I’m on my way Monday morning to Nauvoo, Alabama, to spend a couple of days with my mom. I’d invited my 14-year-old son Grant to travel with me, but he has other plans. No matter. I brought along a double CD of Verdi’s “La Traviata” and will turn up the volume to full strength and share the wonderful Beverly Sills with the pine trees of South Mississippi! Couldn’t do that if Grant — or anyone else — were in the car.

Have a wonderful Christmas. Thanks for the constant encouragement you are to me.

4 thoughts on “The Weekend in New Orleans

  1. Hope you have a wonderful Christmas holiday, Bro. Joe. David, the girls and I send you and Mrs. Margaret our love and prayers for a safe time with your mama ‘n them. Hope to see you again, maybe after the holidays.

  2. Just a couple of comments about Darwinism and the attitude of his disciples:

    First, I find it fascinating that the atheists are so zealous in their anti-God bigotry. They will go to great lenghts to suppress the truth, claiming (as Dawkins suggested) that highly evolved aliens “seeded” life on earth, and then calling anyone who disagrees “idiots” (now that’s a good scholarly argument). But as Ravi Zacharias says regarding the principles of darwinism, “Every assertion in that paradigm flies in the face of reason and intuition. It is scientifically and existentially incoherent. . . . However one wants to disagree on the processes, the fact is that this is an ontologically haunted universe. By that, I mean that the ultimate cause of our being and our very mode of thinking demand that what we are and how we came to be cannot just be dismissed as ‘it happened.’ There is intelligibility running through our veins, and from that we cannot run.” I’m thinking of Romans 1:18-22.
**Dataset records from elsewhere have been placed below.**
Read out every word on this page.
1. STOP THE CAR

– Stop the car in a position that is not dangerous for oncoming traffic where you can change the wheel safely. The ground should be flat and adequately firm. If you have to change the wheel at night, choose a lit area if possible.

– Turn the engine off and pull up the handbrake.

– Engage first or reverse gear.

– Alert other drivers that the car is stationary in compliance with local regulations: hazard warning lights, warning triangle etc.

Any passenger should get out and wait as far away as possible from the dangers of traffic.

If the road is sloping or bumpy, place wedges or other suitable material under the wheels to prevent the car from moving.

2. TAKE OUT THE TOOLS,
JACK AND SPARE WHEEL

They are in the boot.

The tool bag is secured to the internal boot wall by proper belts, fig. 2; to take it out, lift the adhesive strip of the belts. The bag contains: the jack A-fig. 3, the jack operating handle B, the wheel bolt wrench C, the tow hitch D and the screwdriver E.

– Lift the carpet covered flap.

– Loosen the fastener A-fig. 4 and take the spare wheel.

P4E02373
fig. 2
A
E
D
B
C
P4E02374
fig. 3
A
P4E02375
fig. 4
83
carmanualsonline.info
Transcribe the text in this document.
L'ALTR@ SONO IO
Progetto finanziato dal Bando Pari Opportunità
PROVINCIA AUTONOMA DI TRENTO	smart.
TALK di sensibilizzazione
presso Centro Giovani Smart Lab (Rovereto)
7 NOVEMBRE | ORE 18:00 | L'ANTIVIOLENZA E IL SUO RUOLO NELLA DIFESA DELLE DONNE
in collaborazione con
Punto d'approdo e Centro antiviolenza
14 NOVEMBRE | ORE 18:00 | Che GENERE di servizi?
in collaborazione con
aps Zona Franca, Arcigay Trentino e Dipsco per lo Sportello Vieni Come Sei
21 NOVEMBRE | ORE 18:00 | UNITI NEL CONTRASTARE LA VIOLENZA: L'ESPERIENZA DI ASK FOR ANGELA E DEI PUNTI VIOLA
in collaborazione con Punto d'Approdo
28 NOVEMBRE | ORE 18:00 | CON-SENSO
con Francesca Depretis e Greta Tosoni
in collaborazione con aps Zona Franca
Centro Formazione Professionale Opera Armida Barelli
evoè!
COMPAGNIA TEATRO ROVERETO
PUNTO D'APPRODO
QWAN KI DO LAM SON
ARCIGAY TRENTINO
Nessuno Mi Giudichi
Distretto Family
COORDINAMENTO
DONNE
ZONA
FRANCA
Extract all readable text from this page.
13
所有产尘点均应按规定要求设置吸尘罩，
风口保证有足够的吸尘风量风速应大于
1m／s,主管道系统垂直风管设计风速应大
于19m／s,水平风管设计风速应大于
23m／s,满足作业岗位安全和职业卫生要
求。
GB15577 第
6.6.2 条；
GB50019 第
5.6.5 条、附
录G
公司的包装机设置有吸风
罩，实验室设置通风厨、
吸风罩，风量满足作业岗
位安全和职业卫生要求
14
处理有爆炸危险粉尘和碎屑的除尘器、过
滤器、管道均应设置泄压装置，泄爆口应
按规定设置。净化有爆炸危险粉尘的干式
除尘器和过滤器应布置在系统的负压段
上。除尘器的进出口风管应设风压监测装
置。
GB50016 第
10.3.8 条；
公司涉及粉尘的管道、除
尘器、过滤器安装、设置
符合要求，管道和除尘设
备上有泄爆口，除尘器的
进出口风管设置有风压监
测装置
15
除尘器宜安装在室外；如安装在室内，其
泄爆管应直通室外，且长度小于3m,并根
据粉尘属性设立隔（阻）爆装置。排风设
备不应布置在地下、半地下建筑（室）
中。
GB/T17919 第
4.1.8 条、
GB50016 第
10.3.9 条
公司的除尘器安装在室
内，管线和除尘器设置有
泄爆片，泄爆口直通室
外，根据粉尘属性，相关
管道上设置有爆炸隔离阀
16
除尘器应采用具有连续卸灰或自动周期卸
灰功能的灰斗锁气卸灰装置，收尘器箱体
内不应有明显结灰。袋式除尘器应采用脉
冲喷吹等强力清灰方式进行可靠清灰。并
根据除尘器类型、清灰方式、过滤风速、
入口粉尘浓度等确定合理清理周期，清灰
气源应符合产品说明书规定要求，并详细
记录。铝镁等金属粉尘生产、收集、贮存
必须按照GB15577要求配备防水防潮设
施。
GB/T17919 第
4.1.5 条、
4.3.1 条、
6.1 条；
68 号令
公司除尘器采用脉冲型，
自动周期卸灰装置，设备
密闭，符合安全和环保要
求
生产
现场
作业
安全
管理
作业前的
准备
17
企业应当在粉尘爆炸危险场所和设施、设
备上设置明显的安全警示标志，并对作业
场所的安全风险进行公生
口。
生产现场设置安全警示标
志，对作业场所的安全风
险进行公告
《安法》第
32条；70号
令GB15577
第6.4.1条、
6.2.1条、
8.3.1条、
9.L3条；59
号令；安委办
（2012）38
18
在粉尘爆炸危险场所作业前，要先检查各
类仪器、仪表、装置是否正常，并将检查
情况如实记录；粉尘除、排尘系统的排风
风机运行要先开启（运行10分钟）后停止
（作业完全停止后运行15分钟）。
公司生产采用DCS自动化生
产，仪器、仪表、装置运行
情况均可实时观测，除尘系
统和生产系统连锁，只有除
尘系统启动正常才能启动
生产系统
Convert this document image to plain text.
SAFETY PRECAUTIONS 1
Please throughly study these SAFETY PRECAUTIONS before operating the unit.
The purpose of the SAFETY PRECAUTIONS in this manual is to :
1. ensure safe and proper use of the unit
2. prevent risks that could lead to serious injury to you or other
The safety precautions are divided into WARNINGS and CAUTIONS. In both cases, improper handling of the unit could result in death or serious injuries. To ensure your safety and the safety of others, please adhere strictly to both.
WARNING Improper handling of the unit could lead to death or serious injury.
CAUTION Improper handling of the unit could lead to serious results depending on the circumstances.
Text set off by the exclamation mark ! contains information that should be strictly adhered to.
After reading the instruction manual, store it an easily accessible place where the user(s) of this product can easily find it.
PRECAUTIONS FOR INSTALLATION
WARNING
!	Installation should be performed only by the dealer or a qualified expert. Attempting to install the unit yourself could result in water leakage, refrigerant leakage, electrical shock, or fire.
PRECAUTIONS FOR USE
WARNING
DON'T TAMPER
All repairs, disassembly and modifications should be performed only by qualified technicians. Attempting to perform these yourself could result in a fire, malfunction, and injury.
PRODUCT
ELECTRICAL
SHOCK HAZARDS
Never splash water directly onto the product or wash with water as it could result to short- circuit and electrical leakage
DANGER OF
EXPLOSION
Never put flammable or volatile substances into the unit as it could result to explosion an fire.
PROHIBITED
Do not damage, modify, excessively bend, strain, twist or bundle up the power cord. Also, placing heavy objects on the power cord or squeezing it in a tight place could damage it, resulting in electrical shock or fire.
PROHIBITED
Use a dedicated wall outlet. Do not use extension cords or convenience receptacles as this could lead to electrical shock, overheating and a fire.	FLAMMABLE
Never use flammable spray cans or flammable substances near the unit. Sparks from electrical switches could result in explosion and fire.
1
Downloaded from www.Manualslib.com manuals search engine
    Second, a friend of mine recently pointed out that he knows an atheist who is a really nice and kind person. Well, as for atheists being nice people . . . sure. And religious people can be cruel. But can there even be any kind objective moral standard without a moral first cause? How can we even use terms like “kind,” “nice,” and “good.” without some objective standard? When humans determine morality, we have things like slavery, the oppression of women, and eugenics–all of which are rational expressions of a darwinian worldview. So, what is good, and what is evil? It’s silly even to think in such terms without a divine lawgiver. And why are humans any more special than mosquitos and rats if we all came about by chance and random mutations? Why show compassion at all if we are all biological accidents? On this point, people like Peter Singer have it right (he’s the Princeton ethicist who advocates the killing of babies for up to 18 months after they are born if they have health problems or the parents decide they don’t want them). Who is to say he is wrong if there is no God?

  3. Phil and I saw “Australia” also and thought it was great. We, too, loved the soundtrack. “Enigma Variations” by Elgar, a piece we have loved for years, was the soaring music used in the closing scenes. What an inspired choice!